Remember the manager who was happy to get his 83% and call it a day? I’m sure that the score is irrelevant to him/her, what is relevant is that it’s enough to keep them off some naughty list, or getting DM heartburn and keep my LPM out of here for a while.

Now that every key performance metric has been reviewed and those under-performing metrics have gone through a root cause analysis with action steps, time-frames and ownership set should the audit walk begin. This is often referred to as the “trust but verify” part of the audit.
Managers are quick to say “oh yea, were good with that”. If the previous metric review supports that great, move on, if not dig in.
After the LPM finishes the store walk and makes “trust but verify” observations then phase III begins. This should entail a brief review of phase I (metric review) and phase II (walk observations) then with the management team present ask” give me the three most critical performance areas your team should focus on improving”.

A mature, high competency team will likely get 2 or all 3 critical focus areas without much LPM intervention. In the beginning the LPM may provide more guidance in this phase and then slowly be able to back off direct suggestions. What we are looking for here is that while we want the store management Team to correct those less critical issues that may have been found on the store walk can they Win Big in the key areas that drive profitability. That could take the form of improved in-stock and receiving accuracy execution to help sales, shrink reduction from solid merchandise protection compliance and improved risk management performance from safety awareness and execution.

When all three phases are introduced during an audit the whole array of what makes a store operational competent comes into play. The conversation often and appropriately leads to talent and that discussion should be on the table. Does a manager, audit after audit, point to an under-performer who is “killing his operation” yet the associate’s direct supervisor or the manager themselves never use any of the multitude of available metrics to performance manage that associate up or out?

Going back to that 83%....is that good or fair? How much does it matter what they scored last time if it was an 86% or a 79%? I would suggest to frustrated LPMs not seeing improvement; if you keep doing what you’re doing you’ll keep getting what you’re getting”.

Time for LP Managers to think about their approach and how to effect positive change.
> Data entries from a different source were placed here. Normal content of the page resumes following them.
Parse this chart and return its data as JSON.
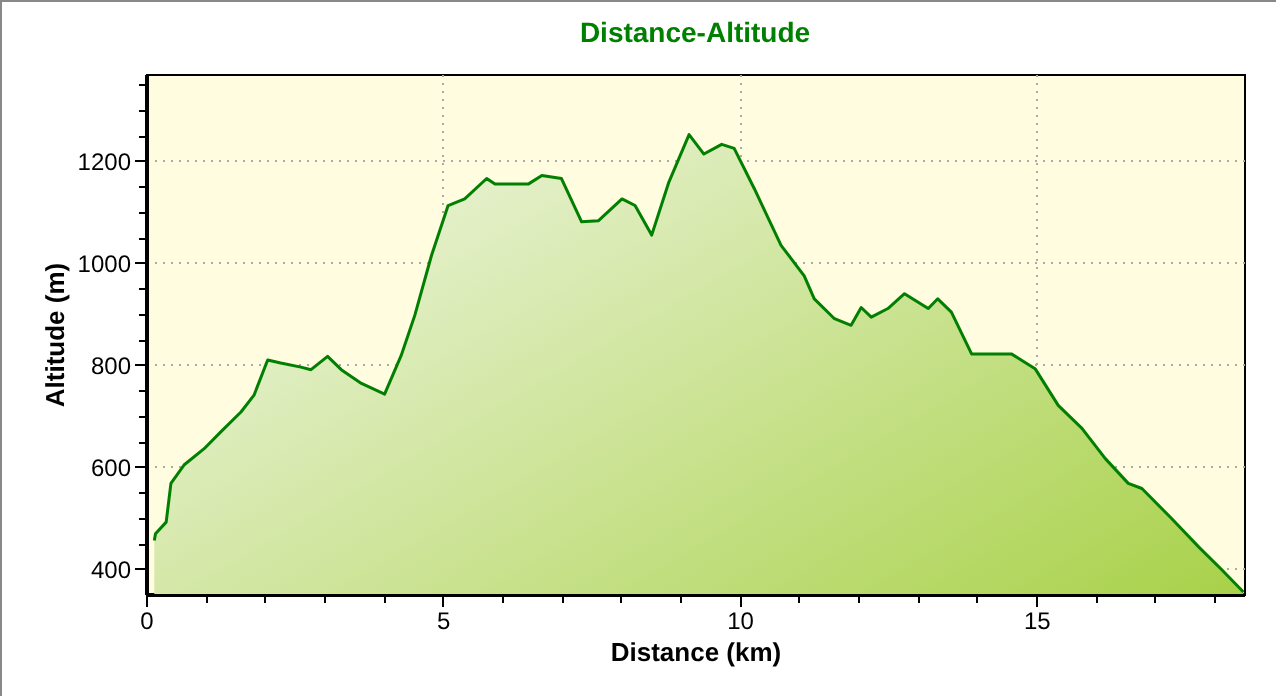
{
  "chart_data": {
    "type": "area",
    "title": "Distance-Altitude",
    "xlabel": "Distance (km)",
    "ylabel": "Altitude (m)",
    "xlim": [
      0,
      18.5
    ],
    "ylim": [
      350,
      1370
    ],
    "xticks": [
      0,
      {
        "value": 1,
        "label": null
      },
      {
        "value": 2,
        "label": null
      },
      {
        "value": 3,
        "label": null
      },
      {
        "value": 4,
        "label": null
      },
      5,
      {
        "value": 6,
        "label": null
      },
      {
        "value": 7,
        "label": null
      },
      {
        "value": 8,
        "label": null
      },
      {
        "value": 9,
        "label": null
      },
      10,
      {
        "value": 11,
        "label": null
      },
      {
        "value": 12,
        "label": null
      },
      {
        "value": 13,
        "label": null
      },
      {
        "value": 14,
        "label": null
      },
      15,
      {
        "value": 16,
        "label": null
      },
      {
        "value": 17,
        "label": null
      },
      {
        "value": 18,
        "label": null
      }
    ],
    "yticks": [
      400,
      {
        "value": 450,
        "label": null
      },
      {
        "value": 500,
        "label": null
      },
      {
        "value": 550,
        "label": null
      },
      600,
      {
        "value": 650,
        "label": null
      },
      {
        "value": 700,
        "label": null
      },
      {
        "value": 750,
        "label": null
      },
      800,
      {
        "value": 850,
        "label": null
      },
      {
        "value": 900,
        "label": null
      },
      {
        "value": 950,
        "label": null
      },
      1000,
      {
        "value": 1050,
        "label": null
      },
      {
        "value": 1100,
        "label": null
      },
      {
        "value": 1150,
        "label": null
      },
      1200,
      {
        "value": 1250,
        "label": null
      },
      {
        "value": 1300,
        "label": null
      },
      {
        "value": 1350,
        "label": null
      }
    ],
    "grid": true,
    "line_style": "dotted",
    "series": [
      {
        "color": "#007f00",
        "x": [
          0.14,
          0.16,
          0.34,
          0.42,
          0.64,
          0.98,
          1.26,
          1.6,
          1.82,
          2.05,
          2.27,
          2.61,
          2.78,
          3.06,
          3.29,
          3.63,
          4.02,
          4.3,
          4.53,
          4.81,
          5.09,
          5.37,
          5.74,
          5.88,
          6.44,
          6.67,
          7.0,
          7.34,
          7.62,
          8.02,
          8.24,
          8.52,
          8.81,
          9.15,
          9.4,
          9.7,
          9.91,
          10.25,
          10.7,
          11.09,
          11.26,
          11.6,
          11.88,
          12.05,
          12.22,
          12.5,
          12.78,
          13.18,
          13.34,
          13.57,
          13.91,
          14.58,
          14.98,
          15.37,
          15.77,
          16.16,
          16.55,
          16.78,
          17.28,
          17.74,
          18.13,
          18.49
        ],
        "values": [
          455,
          468,
          491,
          567,
          603,
          635,
          668,
          707,
          740,
          809,
          803,
          795,
          790,
          816,
          790,
          763,
          742,
          818,
          897,
          1014,
          1112,
          1125,
          1165,
          1154,
          1154,
          1171,
          1165,
          1080,
          1082,
          1125,
          1112,
          1054,
          1158,
          1251,
          1213,
          1232,
          1224,
          1145,
          1034,
          974,
          929,
          890,
          877,
          912,
          893,
          910,
          939,
          910,
          929,
          903,
          821,
          821,
          792,
          720,
          675,
          616,
          567,
          557,
          498,
          442,
          397,
          354
        ]
      }
    ]
  }
}
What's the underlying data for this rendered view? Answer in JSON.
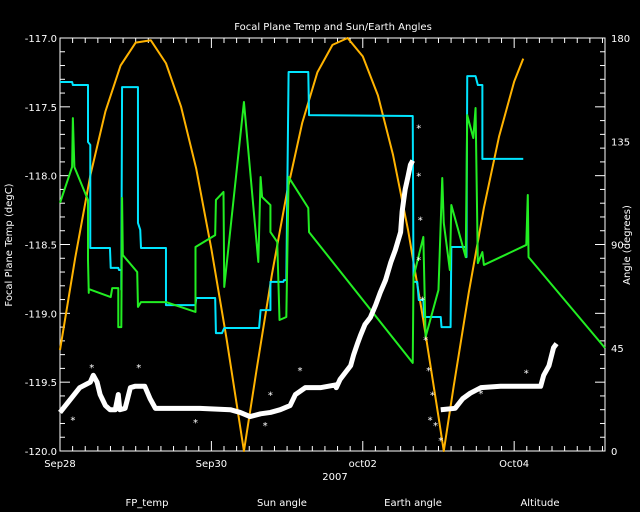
{
  "chart_data": {
    "type": "line",
    "title": "Focal Plane Temp and Sun/Earth Angles",
    "xlabel": "2007",
    "ylabel": "Focal Plane Temp (degC)",
    "y2label": "Angle (degrees)",
    "x_units": "days since Sep28 00:00",
    "xlim": [
      0,
      7.2
    ],
    "ylim": [
      -120.0,
      -117.0
    ],
    "y2lim": [
      0,
      180
    ],
    "x_ticks": [
      {
        "v": 0,
        "label": "Sep28"
      },
      {
        "v": 2,
        "label": "Sep30"
      },
      {
        "v": 4,
        "label": "oct02"
      },
      {
        "v": 6,
        "label": "Oct04"
      }
    ],
    "y_ticks": [
      {
        "v": -117.0,
        "label": "-117.0"
      },
      {
        "v": -117.5,
        "label": "-117.5"
      },
      {
        "v": -118.0,
        "label": "-118.0"
      },
      {
        "v": -118.5,
        "label": "-118.5"
      },
      {
        "v": -119.0,
        "label": "-119.0"
      },
      {
        "v": -119.5,
        "label": "-119.5"
      },
      {
        "v": -120.0,
        "label": "-120.0"
      }
    ],
    "y2_ticks": [
      {
        "v": 0,
        "label": "0"
      },
      {
        "v": 45,
        "label": "45"
      },
      {
        "v": 90,
        "label": "90"
      },
      {
        "v": 135,
        "label": "135"
      },
      {
        "v": 180,
        "label": "180"
      }
    ],
    "grid": false,
    "legend_placement": "bottom",
    "series": [
      {
        "name": "FP_temp",
        "color": "#ffffff",
        "axis": "left",
        "style": "scatter-line",
        "points": [
          [
            0,
            -119.72
          ],
          [
            0.13,
            -119.63
          ],
          [
            0.26,
            -119.54
          ],
          [
            0.4,
            -119.5
          ],
          [
            0.44,
            -119.45
          ],
          [
            0.49,
            -119.5
          ],
          [
            0.53,
            -119.59
          ],
          [
            0.6,
            -119.67
          ],
          [
            0.66,
            -119.7
          ],
          [
            0.73,
            -119.7
          ],
          [
            0.77,
            -119.59
          ],
          [
            0.79,
            -119.7
          ],
          [
            0.86,
            -119.69
          ],
          [
            0.93,
            -119.54
          ],
          [
            0.99,
            -119.53
          ],
          [
            1.12,
            -119.53
          ],
          [
            1.19,
            -119.62
          ],
          [
            1.26,
            -119.69
          ],
          [
            1.46,
            -119.69
          ],
          [
            1.85,
            -119.69
          ],
          [
            2.25,
            -119.7
          ],
          [
            2.38,
            -119.72
          ],
          [
            2.51,
            -119.75
          ],
          [
            2.65,
            -119.73
          ],
          [
            2.78,
            -119.72
          ],
          [
            2.91,
            -119.7
          ],
          [
            3.04,
            -119.67
          ],
          [
            3.11,
            -119.59
          ],
          [
            3.24,
            -119.54
          ],
          [
            3.44,
            -119.54
          ],
          [
            3.64,
            -119.52
          ],
          [
            3.65,
            -119.54
          ],
          [
            3.7,
            -119.48
          ],
          [
            3.77,
            -119.43
          ],
          [
            3.84,
            -119.38
          ],
          [
            3.88,
            -119.3
          ],
          [
            3.93,
            -119.22
          ],
          [
            3.97,
            -119.16
          ],
          [
            4.03,
            -119.08
          ],
          [
            4.1,
            -119.03
          ],
          [
            4.17,
            -118.94
          ],
          [
            4.23,
            -118.85
          ],
          [
            4.3,
            -118.76
          ],
          [
            4.37,
            -118.63
          ],
          [
            4.43,
            -118.54
          ],
          [
            4.5,
            -118.41
          ],
          [
            4.52,
            -118.26
          ],
          [
            4.56,
            -118.1
          ],
          [
            4.6,
            -118.0
          ],
          [
            4.63,
            -117.92
          ],
          [
            4.66,
            -117.89
          ]
        ],
        "gap_after_index": 50,
        "points_after": [
          [
            5.03,
            -119.7
          ],
          [
            5.22,
            -119.69
          ],
          [
            5.32,
            -119.62
          ],
          [
            5.42,
            -119.58
          ],
          [
            5.56,
            -119.54
          ],
          [
            5.82,
            -119.53
          ],
          [
            6.35,
            -119.53
          ],
          [
            6.39,
            -119.45
          ],
          [
            6.46,
            -119.38
          ],
          [
            6.52,
            -119.25
          ],
          [
            6.56,
            -119.22
          ]
        ],
        "outliers": [
          [
            4.74,
            -117.65
          ],
          [
            4.74,
            -118.0
          ],
          [
            4.76,
            -118.32
          ],
          [
            4.74,
            -118.61
          ],
          [
            4.79,
            -118.9
          ],
          [
            4.83,
            -119.19
          ],
          [
            4.87,
            -119.41
          ],
          [
            4.92,
            -119.59
          ],
          [
            4.89,
            -119.77
          ],
          [
            4.96,
            -119.81
          ],
          [
            5.03,
            -119.92
          ],
          [
            0.42,
            -119.39
          ],
          [
            1.04,
            -119.39
          ],
          [
            0.17,
            -119.77
          ],
          [
            1.79,
            -119.79
          ],
          [
            2.71,
            -119.81
          ],
          [
            3.17,
            -119.41
          ],
          [
            2.78,
            -119.59
          ],
          [
            6.16,
            -119.43
          ],
          [
            5.56,
            -119.58
          ]
        ]
      },
      {
        "name": "Sun angle",
        "color": "#00e5ff",
        "axis": "right",
        "points": [
          [
            0,
            160.8
          ],
          [
            0.16,
            160.8
          ],
          [
            0.17,
            159.5
          ],
          [
            0.37,
            159.5
          ],
          [
            0.37,
            134.7
          ],
          [
            0.4,
            133.4
          ],
          [
            0.4,
            88.5
          ],
          [
            0.66,
            88.5
          ],
          [
            0.67,
            79.8
          ],
          [
            0.77,
            79.8
          ],
          [
            0.78,
            78.9
          ],
          [
            0.81,
            78.9
          ],
          [
            0.81,
            70.2
          ],
          [
            0.82,
            158.6
          ],
          [
            1.03,
            158.6
          ],
          [
            1.03,
            99.4
          ],
          [
            1.06,
            96.4
          ],
          [
            1.07,
            88.5
          ],
          [
            1.4,
            88.5
          ],
          [
            1.4,
            63.6
          ],
          [
            1.79,
            63.6
          ],
          [
            1.8,
            66.7
          ],
          [
            2.05,
            66.7
          ],
          [
            2.06,
            51.4
          ],
          [
            2.14,
            51.4
          ],
          [
            2.17,
            53.6
          ],
          [
            2.63,
            53.6
          ],
          [
            2.65,
            61.4
          ],
          [
            2.78,
            61.4
          ],
          [
            2.78,
            73.7
          ],
          [
            2.95,
            73.7
          ],
          [
            2.96,
            74.5
          ],
          [
            2.99,
            74.5
          ],
          [
            3.02,
            165.2
          ],
          [
            3.28,
            165.2
          ],
          [
            3.29,
            146.4
          ],
          [
            4.66,
            146.0
          ],
          [
            4.67,
            73.7
          ],
          [
            4.72,
            73.7
          ],
          [
            4.74,
            65.8
          ],
          [
            4.8,
            65.8
          ],
          [
            4.81,
            58.4
          ],
          [
            5.03,
            58.4
          ],
          [
            5.04,
            54.0
          ],
          [
            5.16,
            54.0
          ],
          [
            5.17,
            88.9
          ],
          [
            5.36,
            88.9
          ],
          [
            5.37,
            84.5
          ],
          [
            5.38,
            163.4
          ],
          [
            5.49,
            163.4
          ],
          [
            5.52,
            159.5
          ],
          [
            5.58,
            159.5
          ],
          [
            5.58,
            127.3
          ],
          [
            6.12,
            127.3
          ]
        ]
      },
      {
        "name": "Earth angle",
        "color": "#22ee22",
        "axis": "right",
        "points": [
          [
            0,
            108.1
          ],
          [
            0.16,
            123.8
          ],
          [
            0.17,
            145.1
          ],
          [
            0.19,
            123.8
          ],
          [
            0.37,
            109.4
          ],
          [
            0.37,
            83.2
          ],
          [
            0.38,
            68.9
          ],
          [
            0.38,
            70.6
          ],
          [
            0.67,
            67.1
          ],
          [
            0.69,
            71.0
          ],
          [
            0.77,
            71.0
          ],
          [
            0.77,
            54.0
          ],
          [
            0.81,
            54.0
          ],
          [
            0.82,
            110.3
          ],
          [
            0.83,
            85.4
          ],
          [
            1.02,
            78.0
          ],
          [
            1.03,
            62.8
          ],
          [
            1.07,
            64.9
          ],
          [
            1.4,
            64.9
          ],
          [
            1.79,
            60.6
          ],
          [
            1.79,
            88.9
          ],
          [
            2.05,
            94.1
          ],
          [
            2.06,
            109.4
          ],
          [
            2.16,
            112.9
          ],
          [
            2.17,
            71.5
          ],
          [
            2.43,
            152.1
          ],
          [
            2.62,
            82.4
          ],
          [
            2.65,
            119.4
          ],
          [
            2.67,
            110.7
          ],
          [
            2.78,
            107.2
          ],
          [
            2.78,
            95.4
          ],
          [
            2.87,
            91.1
          ],
          [
            2.9,
            57.1
          ],
          [
            2.99,
            58.4
          ],
          [
            3.02,
            119.4
          ],
          [
            3.28,
            105.9
          ],
          [
            3.29,
            95.4
          ],
          [
            4.66,
            38.4
          ],
          [
            4.67,
            75.8
          ],
          [
            4.8,
            93.3
          ],
          [
            4.83,
            49.7
          ],
          [
            5.0,
            70.2
          ],
          [
            5.05,
            119.0
          ],
          [
            5.07,
            99.4
          ],
          [
            5.15,
            78.9
          ],
          [
            5.17,
            107.2
          ],
          [
            5.36,
            84.5
          ],
          [
            5.38,
            146.4
          ],
          [
            5.46,
            136.4
          ],
          [
            5.49,
            149.5
          ],
          [
            5.52,
            81.9
          ],
          [
            5.58,
            86.7
          ],
          [
            5.6,
            81.1
          ],
          [
            6.16,
            89.8
          ],
          [
            6.18,
            111.6
          ],
          [
            6.19,
            84.5
          ],
          [
            7.2,
            44.9
          ]
        ]
      },
      {
        "name": "Altitude",
        "color": "#ffb300",
        "axis": "right",
        "points": [
          [
            0,
            44
          ],
          [
            0.2,
            84
          ],
          [
            0.4,
            120
          ],
          [
            0.6,
            148
          ],
          [
            0.8,
            168
          ],
          [
            1.0,
            178
          ],
          [
            1.2,
            179
          ],
          [
            1.4,
            169
          ],
          [
            1.6,
            150
          ],
          [
            1.8,
            123
          ],
          [
            2.0,
            88
          ],
          [
            2.2,
            49
          ],
          [
            2.43,
            0
          ],
          [
            2.6,
            36
          ],
          [
            2.8,
            77
          ],
          [
            3.0,
            113
          ],
          [
            3.2,
            143
          ],
          [
            3.4,
            165
          ],
          [
            3.6,
            177
          ],
          [
            3.8,
            180
          ],
          [
            4.0,
            172
          ],
          [
            4.2,
            155
          ],
          [
            4.4,
            129
          ],
          [
            4.6,
            96
          ],
          [
            4.8,
            57
          ],
          [
            5.0,
            15
          ],
          [
            5.07,
            0
          ],
          [
            5.2,
            28
          ],
          [
            5.4,
            69
          ],
          [
            5.6,
            106
          ],
          [
            5.8,
            137
          ],
          [
            6.0,
            161
          ],
          [
            6.12,
            171
          ]
        ]
      }
    ]
  }
}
In fact this is a perfect way to effect change by incorporating many Leadership tactics; providing education, assessing talent, challenging store teams on root cause analysis, identifying priority and critical focuses.

So to go back to the underlying point; LP Managers should think of auditing in terms of opportunities to measure store operating capability and competency and not leap straight to performance which will fix itself once the former is addressed. Diagnose and correct the root cause and don’t get bogged down with the symptoms of poor performance. Ditch the robotic checklist in favor of fostering competent, capable store teams.